When you write a narrative essay, you are telling a story. Narrative essays are told from a defined point of view, often the author's, so there is feeling as well as specific and often sensory details provided to get the reader involved in the elements and sequence of the story. The verbs are vivid and precise. The narrative essay makes a point and that point is often defined in the opening sentence, but can also be found as the last sentence in the opening paragraph.
Since a narrative relies on personal experiences, it often is in the form of a story. When the writer uses this technique, he or she must be sure to include all the conventions of storytelling: plot, character, setting, climax, and ending. It is usually filled with details that are carefully selected to explain, support, or embellish the story. All of the details relate to the main point the writer is attempting to make.

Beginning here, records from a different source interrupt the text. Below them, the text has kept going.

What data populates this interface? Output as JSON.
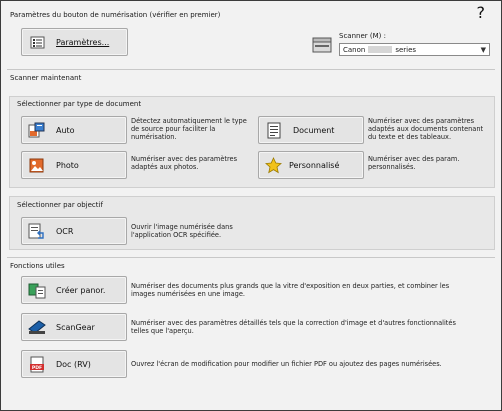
{
  "header": {
    "section_title": "Paramètres du bouton de numérisation (vérifier en premier)",
    "help_glyph": "?",
    "settings_label": "Paramètres...",
    "scanner_label": "Scanner (M) :",
    "scanner_value_prefix": "Canon",
    "scanner_value_suffix": "series"
  },
  "sections": {
    "scan_now": "Scanner maintenant",
    "by_doc_type": "Sélectionner par type de document",
    "by_objective": "Sélectionner par objectif",
    "utilities": "Fonctions utiles"
  },
  "doc_type_buttons": [
    {
      "label": "Auto",
      "desc": "Détectez automatiquement le type de source pour faciliter la numérisation."
    },
    {
      "label": "Document",
      "desc": "Numériser avec des paramètres adaptés aux documents contenant du texte et des tableaux."
    },
    {
      "label": "Photo",
      "desc": "Numériser avec des paramètres adaptés aux photos."
    },
    {
      "label": "Personnalisé",
      "desc": "Numériser avec des param. personnalisés."
    }
  ],
  "objective_buttons": [
    {
      "label": "OCR",
      "desc": "Ouvrir l'image numérisée dans l'application OCR spécifiée."
    }
  ],
  "utility_buttons": [
    {
      "label": "Créer panor.",
      "desc": "Numériser des documents plus grands que la vitre d'exposition en deux parties, et combiner les images numérisées en une image."
    },
    {
      "label": "ScanGear",
      "desc": "Numériser avec des paramètres détaillés tels que la correction d'image et d'autres fonctionnalités telles que l'aperçu."
    },
    {
      "label": "Doc (RV)",
      "desc": "Ouvrez l'écran de modification pour modifier un fichier PDF ou ajoutez des pages numérisées."
    }
  ],
  "icons": {
    "settings": "settings-list-icon",
    "scanner": "scanner-device-icon",
    "auto": "auto-scan-icon",
    "document": "document-icon",
    "photo": "photo-icon",
    "custom": "star-icon",
    "ocr": "ocr-icon",
    "panorama": "stitch-icon",
    "scangear": "scangear-icon",
    "pdf": "pdf-icon"
  }
}
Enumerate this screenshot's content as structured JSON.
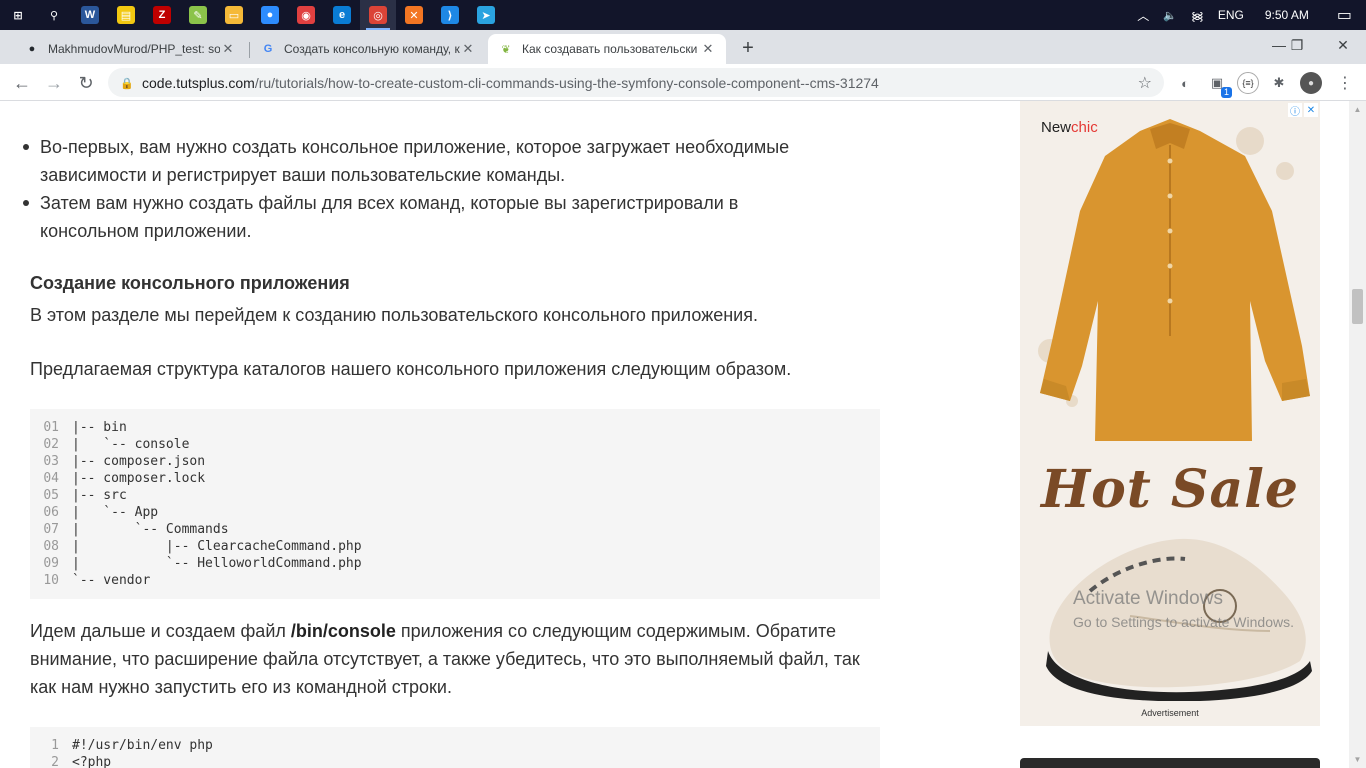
{
  "taskbar": {
    "icons": [
      {
        "name": "windows-start-icon",
        "glyph": "⊞",
        "color": "#12152a"
      },
      {
        "name": "search-icon",
        "glyph": "⚲",
        "color": "#12152a"
      },
      {
        "name": "word-icon",
        "glyph": "W",
        "color": "#2b579a"
      },
      {
        "name": "sticky-notes-icon",
        "glyph": "▤",
        "color": "#f2c811"
      },
      {
        "name": "filezilla-icon",
        "glyph": "Z",
        "color": "#bf0000"
      },
      {
        "name": "app-yellow-icon",
        "glyph": "✎",
        "color": "#8bc34a"
      },
      {
        "name": "file-explorer-icon",
        "glyph": "▭",
        "color": "#f5b938"
      },
      {
        "name": "zoom-icon",
        "glyph": "●",
        "color": "#2d8cff"
      },
      {
        "name": "app-satellite-icon",
        "glyph": "◉",
        "color": "#e04040"
      },
      {
        "name": "edge-icon",
        "glyph": "e",
        "color": "#0a7cd4"
      },
      {
        "name": "chrome-icon",
        "glyph": "◎",
        "color": "#db4437"
      },
      {
        "name": "xampp-icon",
        "glyph": "✕",
        "color": "#f37623"
      },
      {
        "name": "vscode-icon",
        "glyph": "⟩",
        "color": "#1e88e5"
      },
      {
        "name": "telegram-icon",
        "glyph": "➤",
        "color": "#2aa3e0"
      }
    ],
    "tray": {
      "chevron": "︿",
      "volume": "🔈",
      "network": "᯼",
      "language": "ENG",
      "time": "9:50 AM",
      "notifications": "▭"
    }
  },
  "tabs": [
    {
      "title": "MakhmudovMurod/PHP_test: so",
      "favicon": "github-icon",
      "fav_glyph": "●",
      "active": false
    },
    {
      "title": "Создать консольную команду, к",
      "favicon": "google-icon",
      "fav_glyph": "G",
      "active": false
    },
    {
      "title": "Как создавать пользовательски",
      "favicon": "envato-tuts-icon",
      "fav_glyph": "❦",
      "active": true
    }
  ],
  "new_tab": "+",
  "window": {
    "minimize": "—",
    "maximize": "❐",
    "close": "✕"
  },
  "toolbar": {
    "back": "←",
    "forward": "→",
    "reload": "↻",
    "url_host": "code.tutsplus.com",
    "url_path": "/ru/tutorials/how-to-create-custom-cli-commands-using-the-symfony-console-component--cms-31274",
    "bookmark": "☆",
    "extension_badge": "1"
  },
  "article": {
    "bullets": [
      "Во-первых, вам нужно создать консольное приложение, которое загружает необходимые зависимости и регистрирует ваши пользовательские команды.",
      "Затем вам нужно создать файлы для всех команд, которые вы зарегистрировали в консольном приложении."
    ],
    "heading": "Создание консольного приложения",
    "intro": "В этом разделе мы перейдем к созданию пользовательского консольного приложения.",
    "structure_intro": "Предлагаемая структура каталогов нашего консольного приложения следующим образом.",
    "code1": [
      {
        "ln": "01",
        "src": "|-- bin"
      },
      {
        "ln": "02",
        "src": "|   `-- console"
      },
      {
        "ln": "03",
        "src": "|-- composer.json"
      },
      {
        "ln": "04",
        "src": "|-- composer.lock"
      },
      {
        "ln": "05",
        "src": "|-- src"
      },
      {
        "ln": "06",
        "src": "|   `-- App"
      },
      {
        "ln": "07",
        "src": "|       `-- Commands"
      },
      {
        "ln": "08",
        "src": "|           |-- ClearcacheCommand.php"
      },
      {
        "ln": "09",
        "src": "|           `-- HelloworldCommand.php"
      },
      {
        "ln": "10",
        "src": "`-- vendor"
      }
    ],
    "para2_before": "Идем дальше и создаем файл ",
    "para2_bold": "/bin/console",
    "para2_after": " приложения со следующим содержимым. Обратите внимание, что расширение файла отсутствует, а также убедитесь, что это выполняемый файл, так как нам нужно запустить его из командной строки.",
    "code2": [
      {
        "ln": "1",
        "src": "#!/usr/bin/env php"
      },
      {
        "ln": "2",
        "src": "<?php"
      }
    ]
  },
  "ad": {
    "brand_prefix": "New",
    "brand_suffix": "chic",
    "headline": "Hot Sale",
    "label": "Advertisement",
    "info_icon": "ⓘ",
    "close_icon": "✕"
  },
  "watermark": {
    "line1": "Activate Windows",
    "line2": "Go to Settings to activate Windows."
  },
  "colors": {
    "taskbar": "#12152a",
    "tabstrip": "#dee1e6",
    "code_bg": "#f5f5f5",
    "shirt": "#d9952f",
    "headline": "#7a4a26"
  }
}
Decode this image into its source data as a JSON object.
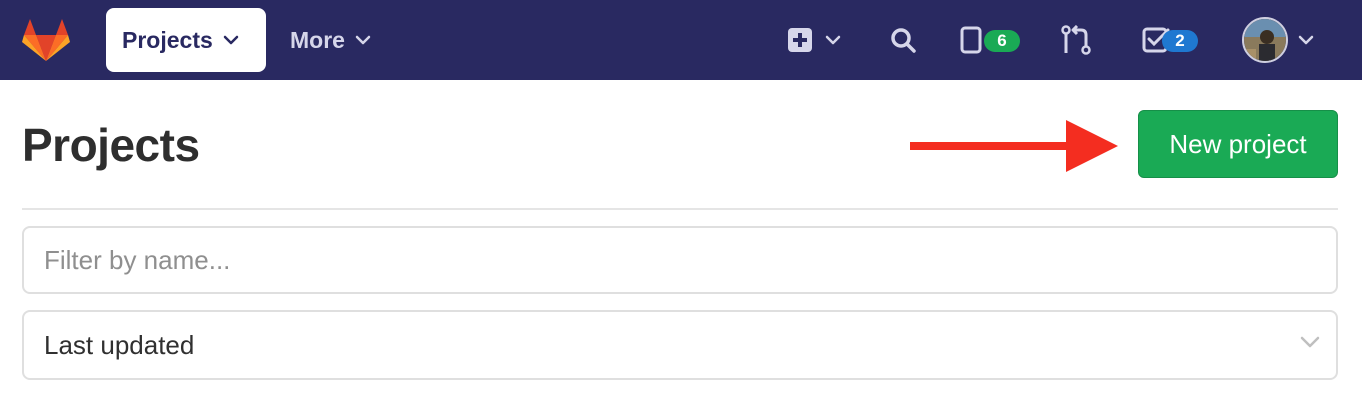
{
  "navbar": {
    "projects_label": "Projects",
    "more_label": "More",
    "issues_count": "6",
    "todos_count": "2",
    "background": "#292961"
  },
  "page": {
    "title": "Projects",
    "new_project_label": "New project",
    "accent": "#1aaa55"
  },
  "filter": {
    "placeholder": "Filter by name...",
    "value": ""
  },
  "sort": {
    "selected": "Last updated"
  },
  "icons": [
    "gitlab-logo",
    "chevron-down-icon",
    "plus-square-icon",
    "search-icon",
    "issues-icon",
    "merge-request-icon",
    "todo-icon",
    "avatar",
    "arrow-icon"
  ]
}
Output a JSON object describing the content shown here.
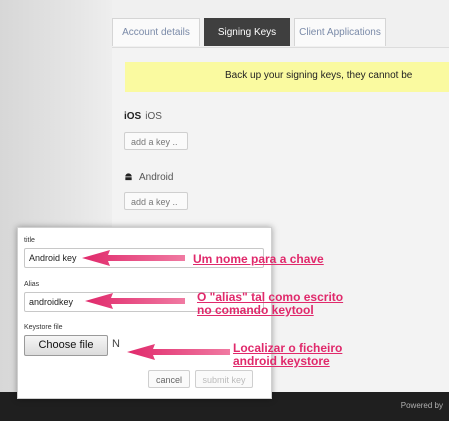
{
  "tabs": [
    {
      "label": "Account details"
    },
    {
      "label": "Signing Keys"
    },
    {
      "label": "Client Applications"
    }
  ],
  "banner": {
    "text": "Back up your signing keys, they cannot be"
  },
  "ios": {
    "icon_text": "iOS",
    "label": "iOS",
    "button": "add a key .."
  },
  "android": {
    "label": "Android",
    "button": "add a key ..",
    "icon": "android-icon"
  },
  "footer": {
    "text": "Powered by"
  },
  "modal": {
    "title_label": "title",
    "title_value": "Android key",
    "alias_label": "Alias",
    "alias_value": "androidkey",
    "keystore_label": "Keystore file",
    "file_button": "Choose file",
    "file_status": "N",
    "cancel": "cancel",
    "submit": "submit key"
  },
  "annotations": {
    "title": "Um nome para a chave",
    "alias_line1": "O \"alias\" tal como escrito",
    "alias_line2": "no comando keytool",
    "keystore_line1": "Localizar o ficheiro",
    "keystore_line2": "android keystore"
  },
  "colors": {
    "annotation": "#e0296b",
    "banner": "#fafaa0",
    "active_tab": "#3f3f3f"
  }
}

To summarize, the narrative essay
- is told from a particular point of view
- makes and supports a point
- is filled with precise detail
- uses vivid verbs and modifiers
- uses conflict and sequence as does any story
- may use dialogue
The purpose of a narrative report is to describe something. Many students write narrative reports thinking that these are college essays or papers. While the information in these reports is basic to other forms of writing, narrative reports lack the "higher order thinking" that essays require. Thus narrative reports do not, as a rule, yield high grades for many college courses. A basic example of a narrative report is a "book report" that outlines a book; it includes the characters, their actions, possibly the plot, and, perhaps, some scenes. That is, it is a description of "what happens in the book." But this leaves out an awful lot.
What is left out is what the book or article is about -- the underlying concepts, assumptions, arguments, or point of view that the book or article expresses. A narrative report leaves aside a discussion that puts the events of the text into the context of what the text is about. Is the text about love? Life in the fast lane? Society? Wealth and power? Poverty? In other words, narrative reports often overlook the authors purpose or point of view expressed through the book or article.
Once an incident is chosen, the writer should keep three principles in mind.
- Remember to involve readers in the story. It is much more interesting to actually recreate an incident for readers than to simply tell about it.
- Find a generalization, which the story supports. This is the only way the writer's personal experience will take on meaning for readers. This generalization does not have to encompass humanity as a whole; it can concern the writer, men, women, or children of various ages and backgrounds.
- Remember that although the main component of a narrative is the story, details must be carefully selected to support, explain, and enhance the story.
Conventions of Narrative Essays
In writing your narrative essay, keep the following conventions in mind.
- Narratives are generally written in the first person, that is, using I. However, third person (he, she, or it) can also be used.
- Narratives rely on concrete, sensory details to convey their point. These details should create a unified, forceful effect, a dominant impression. More information on the use of specific details is available on another page.
- Narratives, as stories, should include these story conventions: a plot, including setting and characters; a climax; and an ending.
Here are some popular essay topic examples for your narrative essay type:
- First Day at College
- The Moment of Success
- A Memorable Journey
The essay topic you choose should be interesting and important to you, because the best essays are written on the topics that really matter to the writer.